Data Warehousing with BigQuery on GCP
A data warehouse is not used for processing transactions in realtime. Instead, it is a repository of historical data that is queried to answer questions and make business decisions.
Data is moved into warehouses in batches. Afterwards, analytics is carried out on the data in the warehouse. The data in a warehouse may be from different sources.
BigQuery is Google’s offering for data warehousing. It is designed to store and query petabytes of data without requiring you to setup and manage any operational infrastructure. It is, however, not a transactional database. It does not support high throughput. For that, you should look at BigTable, which supports high throughput but no edits. Another alternative is Cloud SQL, which is good for storing sub-terabyte data for realtime operations, or Spanner for large-scale data storage and retrieval.
BigQuery supports standard SQL, so you will be right at home coming from Oracle, IBM, or Microsoft ecosystems. There are a few inbuilt functions to support modern-day requirements, and learning about them will make your job easier.
There is no operational infrastructure to worry about. You don’t need to worry about the size of storage, or how much RAM is required to process your query, or the number of processors on your server. The system scales automatically to run your queries, and then shuts down when it is done. Google publishes sample databases so you can practice on them. These are huge datasets, and the first time you query them, be sure to drop me a note if you don’t have a smile on your face. You can find that dataset here. Be sure to be logged in to Google Cloud Platform.
One thing to note about BigQuery is that it helps to know how you will be querying your data ahead of time, so you can denormalize it before warehousing. It’s still okay if you go ahead and store the data in individual tables and run joins later on. You will be charged for the amount of data you process, but at this stage it should be a given that you only select the columns that you need during a query.
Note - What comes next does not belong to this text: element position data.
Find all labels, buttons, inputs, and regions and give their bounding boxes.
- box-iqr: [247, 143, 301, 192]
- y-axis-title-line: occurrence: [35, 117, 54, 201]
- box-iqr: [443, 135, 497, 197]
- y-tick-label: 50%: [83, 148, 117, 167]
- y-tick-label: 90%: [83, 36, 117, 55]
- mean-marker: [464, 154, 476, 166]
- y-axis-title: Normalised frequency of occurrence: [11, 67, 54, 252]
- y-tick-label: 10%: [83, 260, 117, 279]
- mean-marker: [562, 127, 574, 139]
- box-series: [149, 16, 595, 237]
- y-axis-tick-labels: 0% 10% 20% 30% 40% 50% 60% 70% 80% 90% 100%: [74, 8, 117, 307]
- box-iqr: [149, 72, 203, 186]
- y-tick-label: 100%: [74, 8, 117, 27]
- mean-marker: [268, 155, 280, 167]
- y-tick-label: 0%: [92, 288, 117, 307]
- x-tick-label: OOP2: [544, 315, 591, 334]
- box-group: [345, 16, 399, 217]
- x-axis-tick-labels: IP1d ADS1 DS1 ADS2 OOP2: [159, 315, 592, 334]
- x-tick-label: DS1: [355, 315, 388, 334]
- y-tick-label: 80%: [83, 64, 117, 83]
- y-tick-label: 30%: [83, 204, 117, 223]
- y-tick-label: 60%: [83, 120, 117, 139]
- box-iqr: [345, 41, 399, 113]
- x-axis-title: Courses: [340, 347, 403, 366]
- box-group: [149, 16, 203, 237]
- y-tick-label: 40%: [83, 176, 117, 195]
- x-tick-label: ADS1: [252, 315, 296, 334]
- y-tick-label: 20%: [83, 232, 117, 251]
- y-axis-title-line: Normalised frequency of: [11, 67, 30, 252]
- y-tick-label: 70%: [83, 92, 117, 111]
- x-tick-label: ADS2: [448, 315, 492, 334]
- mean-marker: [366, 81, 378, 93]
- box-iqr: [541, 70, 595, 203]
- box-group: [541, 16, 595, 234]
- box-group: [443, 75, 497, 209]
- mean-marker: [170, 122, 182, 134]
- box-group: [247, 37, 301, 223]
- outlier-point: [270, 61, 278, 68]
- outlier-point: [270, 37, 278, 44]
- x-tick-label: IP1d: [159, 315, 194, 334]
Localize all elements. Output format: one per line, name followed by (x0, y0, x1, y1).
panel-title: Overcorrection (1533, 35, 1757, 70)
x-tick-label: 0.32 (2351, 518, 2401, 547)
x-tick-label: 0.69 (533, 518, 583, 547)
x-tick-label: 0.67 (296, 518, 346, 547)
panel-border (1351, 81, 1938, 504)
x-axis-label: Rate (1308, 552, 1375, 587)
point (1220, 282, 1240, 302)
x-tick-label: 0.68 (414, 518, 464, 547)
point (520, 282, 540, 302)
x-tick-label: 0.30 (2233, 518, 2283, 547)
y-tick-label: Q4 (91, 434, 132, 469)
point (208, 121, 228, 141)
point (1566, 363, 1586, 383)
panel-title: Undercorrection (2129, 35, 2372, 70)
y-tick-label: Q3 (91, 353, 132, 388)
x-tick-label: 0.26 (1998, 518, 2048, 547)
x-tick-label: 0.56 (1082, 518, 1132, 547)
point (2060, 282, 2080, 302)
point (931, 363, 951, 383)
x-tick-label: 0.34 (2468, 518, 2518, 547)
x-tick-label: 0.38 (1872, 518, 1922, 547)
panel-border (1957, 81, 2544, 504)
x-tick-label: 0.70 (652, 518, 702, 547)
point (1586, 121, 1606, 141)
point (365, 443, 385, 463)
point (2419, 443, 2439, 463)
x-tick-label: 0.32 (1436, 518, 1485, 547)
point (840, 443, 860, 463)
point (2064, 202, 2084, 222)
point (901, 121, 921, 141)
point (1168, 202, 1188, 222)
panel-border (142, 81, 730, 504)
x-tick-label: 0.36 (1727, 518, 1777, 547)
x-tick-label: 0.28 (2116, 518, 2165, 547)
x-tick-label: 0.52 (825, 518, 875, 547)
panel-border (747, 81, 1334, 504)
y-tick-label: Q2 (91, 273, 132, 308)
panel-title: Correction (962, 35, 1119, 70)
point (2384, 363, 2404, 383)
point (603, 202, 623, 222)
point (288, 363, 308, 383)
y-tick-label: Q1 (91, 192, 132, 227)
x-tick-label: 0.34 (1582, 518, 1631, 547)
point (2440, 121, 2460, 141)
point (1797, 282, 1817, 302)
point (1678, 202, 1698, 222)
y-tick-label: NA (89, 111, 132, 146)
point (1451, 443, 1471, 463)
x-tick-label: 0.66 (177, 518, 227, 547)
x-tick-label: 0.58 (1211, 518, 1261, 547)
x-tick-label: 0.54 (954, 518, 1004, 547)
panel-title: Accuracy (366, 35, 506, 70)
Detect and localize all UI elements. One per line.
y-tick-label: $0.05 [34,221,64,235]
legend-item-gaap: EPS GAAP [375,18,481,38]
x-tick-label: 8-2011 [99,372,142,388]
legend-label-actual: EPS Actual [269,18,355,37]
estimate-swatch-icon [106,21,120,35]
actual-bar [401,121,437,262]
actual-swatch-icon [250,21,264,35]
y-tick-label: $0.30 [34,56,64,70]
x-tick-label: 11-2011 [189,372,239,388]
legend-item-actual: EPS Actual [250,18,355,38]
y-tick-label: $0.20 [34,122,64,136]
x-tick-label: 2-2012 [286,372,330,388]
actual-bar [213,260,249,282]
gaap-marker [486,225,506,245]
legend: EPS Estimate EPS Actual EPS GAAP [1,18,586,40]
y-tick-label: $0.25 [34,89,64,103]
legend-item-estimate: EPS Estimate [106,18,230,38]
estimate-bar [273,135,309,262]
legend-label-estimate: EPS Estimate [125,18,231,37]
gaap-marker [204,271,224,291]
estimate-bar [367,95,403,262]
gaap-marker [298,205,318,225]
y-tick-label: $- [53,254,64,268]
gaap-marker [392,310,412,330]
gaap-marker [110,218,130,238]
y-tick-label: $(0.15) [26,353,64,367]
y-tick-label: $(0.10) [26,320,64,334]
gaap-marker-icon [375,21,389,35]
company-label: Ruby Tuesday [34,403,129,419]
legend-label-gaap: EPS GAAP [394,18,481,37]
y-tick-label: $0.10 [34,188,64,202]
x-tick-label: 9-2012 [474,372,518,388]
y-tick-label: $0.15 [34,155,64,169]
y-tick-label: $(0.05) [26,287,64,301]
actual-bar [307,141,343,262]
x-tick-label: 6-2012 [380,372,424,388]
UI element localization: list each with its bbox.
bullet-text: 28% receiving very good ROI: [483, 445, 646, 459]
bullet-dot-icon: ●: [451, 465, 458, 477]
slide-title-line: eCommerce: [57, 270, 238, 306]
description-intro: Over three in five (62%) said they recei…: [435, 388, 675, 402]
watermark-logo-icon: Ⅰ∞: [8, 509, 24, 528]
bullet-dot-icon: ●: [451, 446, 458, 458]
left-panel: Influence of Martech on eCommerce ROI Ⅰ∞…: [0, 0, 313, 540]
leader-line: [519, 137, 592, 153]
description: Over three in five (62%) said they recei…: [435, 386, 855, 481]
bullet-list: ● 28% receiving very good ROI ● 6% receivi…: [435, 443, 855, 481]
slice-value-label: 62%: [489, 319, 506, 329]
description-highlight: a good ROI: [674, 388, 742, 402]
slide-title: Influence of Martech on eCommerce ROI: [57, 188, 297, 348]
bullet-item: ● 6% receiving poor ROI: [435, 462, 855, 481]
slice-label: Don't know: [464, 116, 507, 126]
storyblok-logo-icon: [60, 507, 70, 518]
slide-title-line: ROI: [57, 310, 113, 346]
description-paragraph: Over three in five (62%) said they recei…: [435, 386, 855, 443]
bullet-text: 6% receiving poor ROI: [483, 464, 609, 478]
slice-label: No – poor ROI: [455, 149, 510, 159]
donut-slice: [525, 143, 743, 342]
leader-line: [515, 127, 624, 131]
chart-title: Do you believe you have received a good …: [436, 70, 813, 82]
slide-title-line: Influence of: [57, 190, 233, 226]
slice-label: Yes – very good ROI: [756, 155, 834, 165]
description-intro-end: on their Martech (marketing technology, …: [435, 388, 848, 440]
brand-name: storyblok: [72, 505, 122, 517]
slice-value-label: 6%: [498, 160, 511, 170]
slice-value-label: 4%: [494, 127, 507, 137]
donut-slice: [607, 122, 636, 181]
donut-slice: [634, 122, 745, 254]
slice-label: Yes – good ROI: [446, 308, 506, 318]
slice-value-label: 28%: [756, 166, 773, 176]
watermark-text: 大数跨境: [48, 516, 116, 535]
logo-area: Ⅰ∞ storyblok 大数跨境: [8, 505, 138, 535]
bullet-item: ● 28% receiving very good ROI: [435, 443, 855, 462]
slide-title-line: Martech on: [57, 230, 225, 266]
When working in Cloud Console, you can export your data as CVS or JSON. However, a REST API exists, as well as libraries for popular languages, so you can connect and run your queries programmatically.
If you make use of any enterprise-grade ETL tools, there is a good chance that they have BigQuery connectors.
BigQuery has the concept of datasets, rather than databases. These datasets belong to projects, which is how your billing is managed. Integrated access management is performed at the dataset level, and is one of Read, Write, and Owner. Tables and views belong to datasets.
In BigQuery, Tables are columnar structures. Each column is stored as a separate file, which is why specifying your columns in a query reduces your cost, because you are only charged for the data that is accessed and processed. As a result, you do not need indexes and keys.
You can validate queries. This will return the expected size that would get processed, thus letting you manage cost. You can also analyze your queries for performance bottlenecks.
I hope you take time out to take a look at BigQuery.